Im schönen ägäischen Frühling des Jahres 1976, der sich – dem Frühjahr 2016 nicht unähnlich – auf hartnäckige Stürme und verrückte Temperatursprünge verlegte, hatte der Wiener Verleger Fritz Molden eine illustre Runde zu einer Kreuzfahrt eingeladen. Mit an Bord der Jacht: der Schriftsteller Humbert Fink, dessen Buch „Am Anfang war die Ägäis“ den mitreisenden Buchhändlern und Journalisten vorgestellt werden sollte, und der damalige Landesintendant des Kärntner ORF-Studios, Ernst Willner. Die beiden teilten sich eine Kabine. „In diesem beengten Nebeneinander überlegten wir in langen Gesprächen, was eigentlich zu tun wäre, damit eine literarische Veranstaltung im Stil der legendären Gruppe 47 in Österreich entstehen könnte“, notierte Humbert Fink (1933–1992) später.

Der Grundstein für den Ingeborg-Bachmann-Bewerb, der heuer im 90. Jahr der Namenspatronin vom 29. Juni bis 3. Juli in Klagenfurt stattfindet, wurde quasi in der Ägäis gelegt. Entsprechend schwankend bewegte sich der Literaturdampfer zunächst.

Im Spätherbst 1976 war Willner und Fink klar, dass die Mitarbeit wichtiger Kritiker und Autoren notwendig sein würde, damit der neue Preis in diesem nicht gerade als Literaturhotspot bekannten Winkel Österreichs nicht gleich an der Bedeutungslosigkeit der Beteiligten scheiterte. Als Marcel Reich-Ranicki die Bühne betrat, war diese Gefahr gebannt, allerdings warf der fanatische Literaturfreund und -kritiker die Vorstellungen, wie das Wettlesen ablaufen sollte, über den Haufen. Reich-Ranicki setzte durch, dass die eingeladenen Autoren nicht mitzudiskutieren hatten. Das war dann ab 1977 als „Preisgericht“ lange Zeit Praxis und somit völlig anders als bei den Schriftstellertreffen der Gruppe 47, wo die gegenseitige Kritik der vorgelesenen Texte gepflegt wurde.

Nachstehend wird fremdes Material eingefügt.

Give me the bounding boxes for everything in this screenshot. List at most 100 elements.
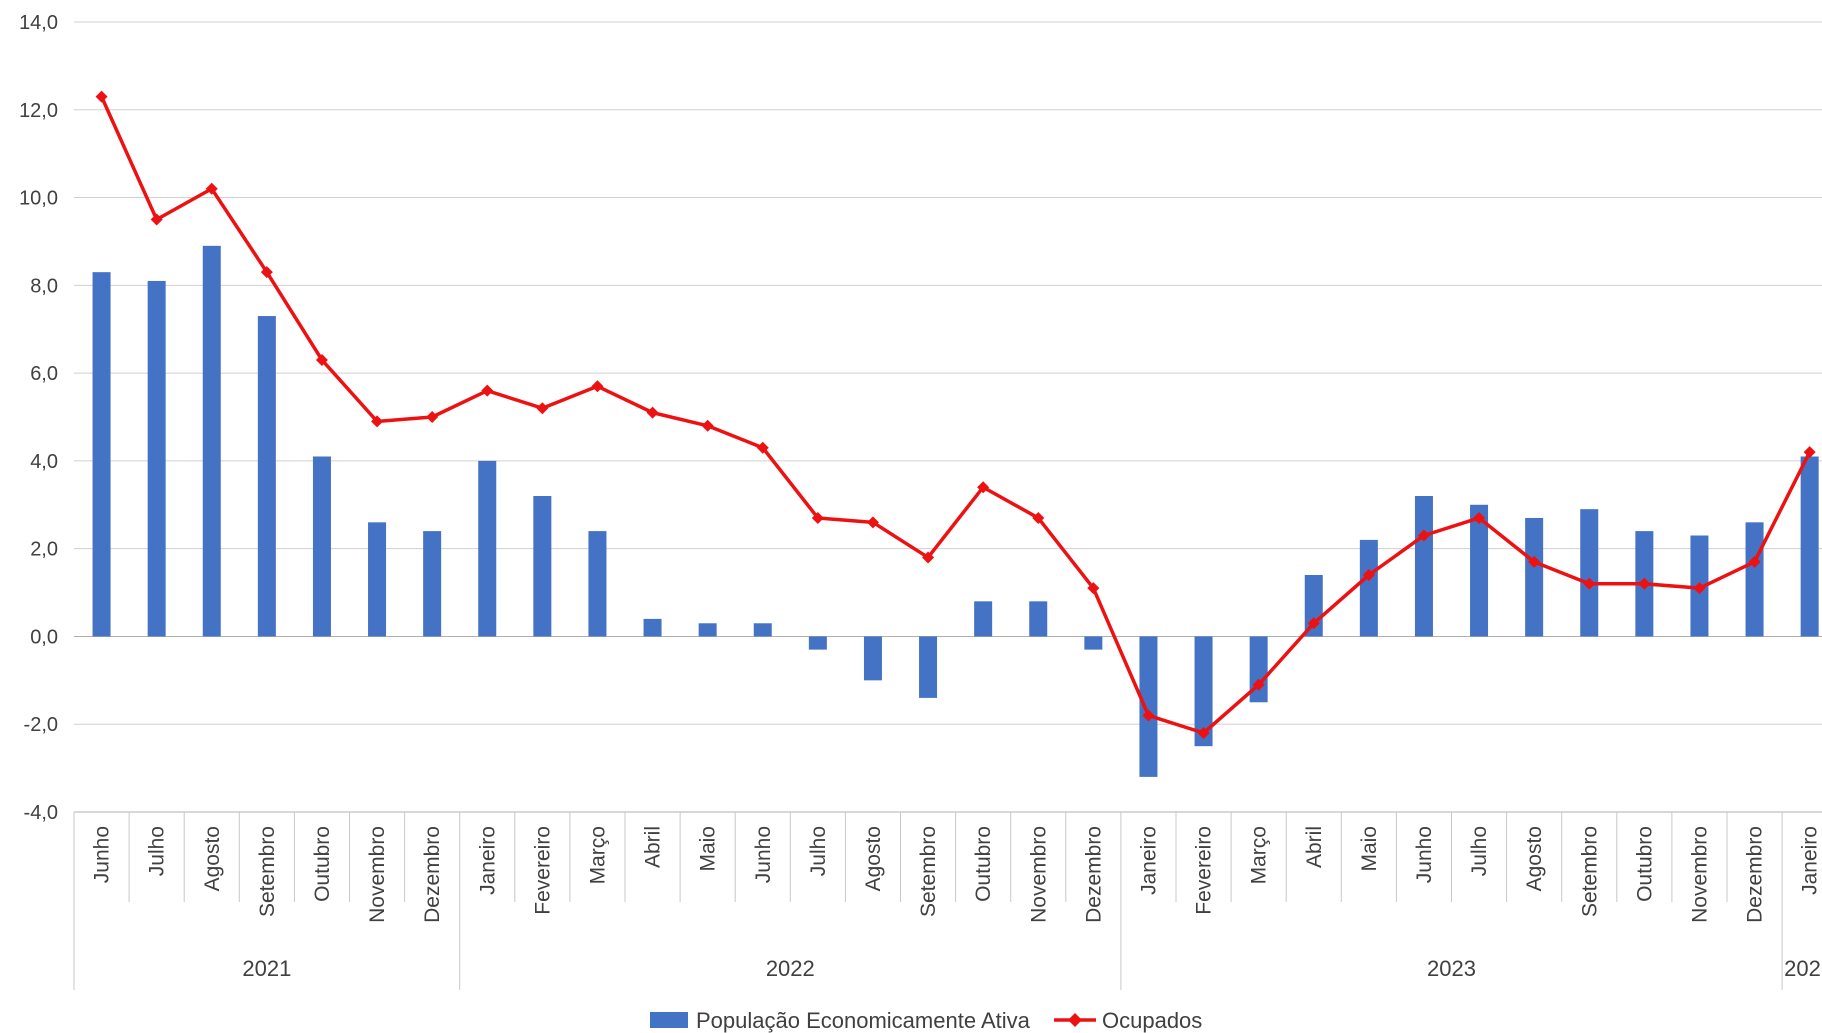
legend-marker-line (1068, 1013, 1082, 1027)
bar (202, 245, 221, 637)
line-point (1197, 727, 1210, 739)
line-point (1417, 529, 1430, 542)
year-label: 2022 (766, 956, 815, 981)
line-point (315, 353, 328, 366)
x-tick-label: Janeiro (476, 826, 499, 895)
line-point (1583, 577, 1596, 590)
line-point (646, 406, 659, 419)
line-point (1693, 582, 1706, 595)
line-point (1528, 555, 1541, 568)
x-tick-label: Setembro (256, 826, 279, 917)
x-tick-label: Março (1248, 826, 1271, 884)
x-tick-label: Novembro (366, 826, 389, 923)
y-tick-label: 6,0 (30, 363, 58, 385)
bar (423, 531, 442, 637)
x-tick-label: Dezembro (1744, 826, 1767, 923)
y-tick-label: 8,0 (30, 275, 58, 297)
line-point (371, 415, 384, 428)
bar (1194, 636, 1213, 747)
x-tick-label: Agosto (862, 826, 885, 891)
line-point (1362, 569, 1375, 581)
line-point (977, 481, 990, 494)
line-point (1803, 446, 1816, 459)
x-tick-label: Outubro (311, 826, 334, 902)
line-point (756, 441, 769, 454)
year-label: 2023 (1427, 956, 1476, 981)
bar (974, 601, 993, 637)
line-point (426, 411, 439, 423)
x-tick-label: Abril (642, 826, 665, 868)
x-tick-label: Julho (1468, 826, 1491, 876)
bar (147, 280, 166, 637)
line-point (260, 266, 273, 279)
y-tick-label: 12,0 (19, 100, 58, 122)
bar (1084, 636, 1103, 650)
bar (588, 531, 607, 637)
x-tick-label: Abril (1303, 826, 1326, 868)
bar (863, 636, 882, 681)
bar (92, 272, 111, 637)
x-tick-label: Outubro (972, 826, 995, 902)
y-tick-label: 2,0 (30, 539, 58, 561)
bar (368, 522, 387, 637)
x-tick-label: Fevereiro (1193, 826, 1216, 915)
line-point (481, 384, 494, 397)
x-tick-label: Junho (91, 826, 114, 883)
line-point (1307, 617, 1320, 630)
bar (1800, 456, 1819, 637)
year-label: 202 (1784, 956, 1821, 981)
x-tick-label: Maio (697, 826, 720, 872)
line-point (811, 511, 824, 524)
x-tick-label: Julho (807, 826, 830, 876)
x-tick-label: Maio (1358, 826, 1381, 872)
bar (1580, 509, 1599, 637)
legend-swatch-bar (650, 1012, 688, 1028)
bar (753, 623, 772, 637)
y-tick-label: -4,0 (24, 802, 58, 824)
bar (1139, 636, 1158, 777)
bar (808, 636, 827, 650)
x-tick-label: Dezembro (421, 826, 444, 923)
line-point (1087, 582, 1100, 595)
x-tick-label: Junho (1413, 826, 1436, 883)
x-tick-label: Junho (752, 826, 775, 883)
bar (478, 460, 497, 637)
bar-series (92, 245, 1819, 777)
x-tick-label: Julho (146, 826, 169, 876)
legend-label-bar: População Economicamente Ativa (696, 1008, 1031, 1033)
line-point (701, 419, 714, 432)
x-tick-label: Setembro (917, 826, 940, 917)
line-point (205, 182, 218, 195)
x-tick-label: Novembro (1027, 826, 1050, 923)
x-tick-label: Agosto (201, 826, 224, 891)
y-tick-label: 10,0 (19, 188, 58, 210)
bar (1029, 601, 1048, 637)
line-point (1032, 511, 1045, 524)
line-point (536, 402, 549, 415)
line-point (1638, 577, 1651, 590)
x-tick-label: Setembro (1578, 826, 1601, 917)
line-point (591, 380, 604, 393)
bar (643, 618, 662, 637)
x-axis: Junho Julho Agosto Setembro Outubro Novembro D… (73, 811, 1822, 990)
line-point (95, 90, 108, 103)
x-tick-label: Agosto (1523, 826, 1546, 891)
line-point (150, 213, 163, 226)
legend-label-line: Ocupados (1102, 1008, 1202, 1033)
x-tick-label: Janeiro (1137, 826, 1160, 895)
line-point (1142, 709, 1155, 722)
series-line (99, 95, 1812, 735)
y-tick-label: 0,0 (30, 626, 58, 648)
bar (1414, 496, 1433, 637)
x-tick-label: Outubro (1633, 826, 1656, 902)
bar (257, 316, 276, 637)
y-tick-label: -2,0 (24, 714, 58, 736)
line-point (1252, 678, 1265, 691)
year-label: 2021 (242, 956, 291, 981)
line-point (866, 516, 879, 529)
bar (1359, 539, 1378, 637)
x-tick-label: Dezembro (1082, 826, 1105, 923)
bar (533, 496, 552, 637)
bar (698, 623, 717, 637)
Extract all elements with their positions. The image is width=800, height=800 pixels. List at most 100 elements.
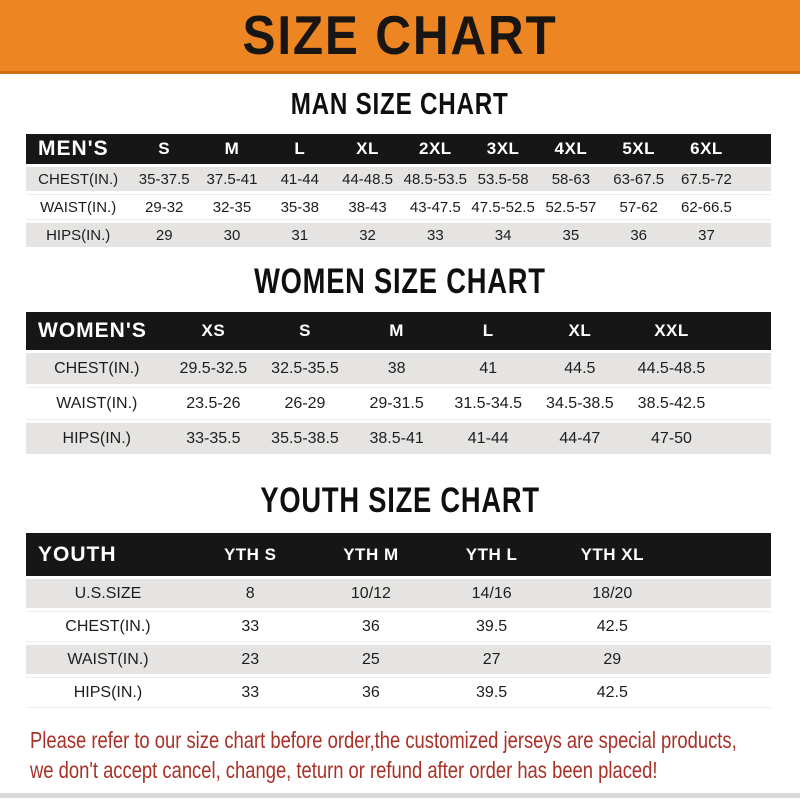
size-value-cell: 31 [265, 223, 334, 247]
size-value-cell: 39.5 [431, 611, 552, 642]
size-column-header: L [442, 312, 535, 350]
spacer-cell [717, 423, 771, 454]
size-value-cell: 33 [401, 223, 470, 247]
size-value-cell: 48.5-53.5 [401, 167, 470, 191]
men-size-chart-heading: MAN SIZE CHART [0, 86, 800, 122]
size-value-cell: 37 [672, 223, 741, 247]
size-value-cell: 34.5-38.5 [534, 387, 626, 420]
size-value-cell: 35-37.5 [130, 167, 199, 191]
size-column-header: XS [167, 312, 260, 350]
size-column-header: YTH S [189, 533, 311, 576]
size-column-header: M [198, 134, 266, 164]
size-value-cell: 63-67.5 [604, 167, 673, 191]
size-column-header: S [259, 312, 351, 350]
men-table-header-row: MEN'S S M L XL 2XL 3XL 4XL 5XL 6XL [26, 134, 771, 164]
size-value-cell: 58-63 [537, 167, 605, 191]
men-size-table: MEN'S S M L XL 2XL 3XL 4XL 5XL 6XL CHEST(IN.) 35-37… [26, 131, 771, 250]
size-column-header: XL [534, 312, 626, 350]
spacer-cell [740, 223, 771, 247]
size-column-header: S [130, 134, 199, 164]
spacer-cell [672, 579, 771, 608]
table-row: CHEST(IN.) 33 36 39.5 42.5 [26, 611, 771, 642]
spacer-cell [672, 533, 771, 576]
table-row: HIPS(IN.) 29 30 31 32 33 34 35 36 37 [26, 223, 771, 247]
bottom-divider [0, 793, 800, 798]
size-value-cell: 14/16 [431, 579, 552, 608]
table-row: HIPS(IN.) 33-35.5 35.5-38.5 38.5-41 41-44 44-… [26, 423, 771, 454]
size-value-cell: 29.5-32.5 [167, 353, 260, 384]
youth-size-chart-heading: YOUTH SIZE CHART [0, 480, 800, 522]
size-column-header: M [350, 312, 443, 350]
table-row: U.S.SIZE 8 10/12 14/16 18/20 [26, 579, 771, 608]
size-value-cell: 44.5 [534, 353, 626, 384]
size-chart-title: SIZE CHART [242, 4, 558, 66]
size-value-cell: 37.5-41 [198, 167, 266, 191]
size-value-cell: 29 [130, 223, 199, 247]
size-value-cell: 57-62 [604, 194, 673, 220]
size-value-cell: 27 [431, 645, 552, 674]
size-value-cell: 38 [350, 353, 443, 384]
row-label: CHEST(IN.) [26, 167, 131, 191]
footer-note-line-1: Please refer to our size chart before or… [30, 727, 737, 753]
spacer-cell [740, 134, 771, 164]
size-value-cell: 62-66.5 [672, 194, 741, 220]
row-label: WAIST(IN.) [26, 645, 190, 674]
size-value-cell: 36 [604, 223, 673, 247]
table-row: WAIST(IN.) 29-32 32-35 35-38 38-43 43-47.5 47.… [26, 194, 771, 220]
row-label: HIPS(IN.) [26, 223, 131, 247]
size-value-cell: 52.5-57 [537, 194, 605, 220]
size-value-cell: 43-47.5 [401, 194, 470, 220]
size-chart-banner: SIZE CHART [0, 0, 800, 74]
youth-table-header-row: YOUTH YTH S YTH M YTH L YTH XL [26, 533, 771, 576]
size-value-cell: 35 [537, 223, 605, 247]
size-value-cell: 8 [189, 579, 311, 608]
size-column-header: L [265, 134, 334, 164]
size-value-cell: 23.5-26 [167, 387, 260, 420]
spacer-cell [740, 167, 771, 191]
table-row: HIPS(IN.) 33 36 39.5 42.5 [26, 677, 771, 708]
women-size-chart-heading-text: WOMEN SIZE CHART [254, 262, 546, 301]
women-table-label: WOMEN'S [26, 312, 168, 350]
size-column-header: 4XL [537, 134, 605, 164]
row-label: U.S.SIZE [26, 579, 190, 608]
youth-size-table: YOUTH YTH S YTH M YTH L YTH XL U.S.SIZE 8 10/12… [26, 530, 771, 711]
size-value-cell: 41-44 [442, 423, 535, 454]
size-value-cell: 32-35 [198, 194, 266, 220]
spacer-cell [672, 645, 771, 674]
size-value-cell: 44-47 [534, 423, 626, 454]
row-label: CHEST(IN.) [26, 353, 168, 384]
size-value-cell: 47-50 [625, 423, 718, 454]
spacer-cell [717, 353, 771, 384]
table-row: CHEST(IN.) 35-37.5 37.5-41 41-44 44-48.5 48.5… [26, 167, 771, 191]
size-column-header: YTH M [310, 533, 432, 576]
size-value-cell: 10/12 [310, 579, 432, 608]
spacer-cell [672, 677, 771, 708]
size-value-cell: 34 [469, 223, 537, 247]
size-chart-sections: MAN SIZE CHART MEN'S S M L XL 2XL 3XL 4XL 5XL 6XL C… [0, 86, 800, 711]
men-table-label: MEN'S [26, 134, 131, 164]
spacer-cell [672, 611, 771, 642]
row-label: WAIST(IN.) [26, 194, 131, 220]
table-row: WAIST(IN.) 23 25 27 29 [26, 645, 771, 674]
size-value-cell: 42.5 [551, 611, 673, 642]
women-size-table: WOMEN'S XS S M L XL XXL CHEST(IN.) 29.5-32.5 32.5… [26, 309, 771, 457]
spacer-cell [740, 194, 771, 220]
size-value-cell: 32.5-35.5 [259, 353, 351, 384]
size-value-cell: 44.5-48.5 [625, 353, 718, 384]
size-value-cell: 31.5-34.5 [442, 387, 535, 420]
row-label: CHEST(IN.) [26, 611, 190, 642]
spacer-cell [717, 312, 771, 350]
size-value-cell: 38-43 [333, 194, 402, 220]
size-value-cell: 38.5-41 [350, 423, 443, 454]
size-value-cell: 41 [442, 353, 535, 384]
size-value-cell: 30 [198, 223, 266, 247]
row-label: HIPS(IN.) [26, 677, 190, 708]
size-value-cell: 38.5-42.5 [625, 387, 718, 420]
table-row: WAIST(IN.) 23.5-26 26-29 29-31.5 31.5-34.5 34… [26, 387, 771, 420]
size-value-cell: 23 [189, 645, 311, 674]
youth-size-chart-heading-text: YOUTH SIZE CHART [260, 481, 540, 520]
size-value-cell: 39.5 [431, 677, 552, 708]
men-size-chart-heading-text: MAN SIZE CHART [291, 86, 509, 121]
footer-note-line-2: we don't accept cancel, change, teturn o… [30, 757, 658, 783]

Die Klagenfurter Jury tage „geheimbündlerisch“, hieß es. Die Grazer Autorenversammlung rief zum Boykott auf. In Zeitungsberichten über das erste Jahr, in dem der 31-jährige Gert Jonke als überaus präsentabler Bachmann-Preisträger gefeiert wurde, wird kritisiert, dass die Jury bei schwierigen Texten in der Spontankritik oft nicht über pure Geschmacksurteile hinauskam. Die „Frankfurter Allgemeine Zeitung“ bezeichnete die Jurymitglieder Hans Weigel und Friedrich Torberg gar als inkompetent. Letztlich überwog aber das Lob für den Lese-Marathon, dessen Ziel Marcel Reich-Ranicki formuliert hat: „Er will der Literatur eine Öffentlichkeit verschaffen. Und er will der Öffentlichkeit zur Literatur verhelfen.“

Seit 1989 werden die Lesungen um den Bachmann-Preis live von 3sat übertragen. Die Sitten sind längst nicht mehr so streng wie in den Anfangsjahren: Die Juroren kennen die Texte der Autoren bereits, müssen also keine Spontanurteile abgeben. Und die Autoren dürfen auch mitreden.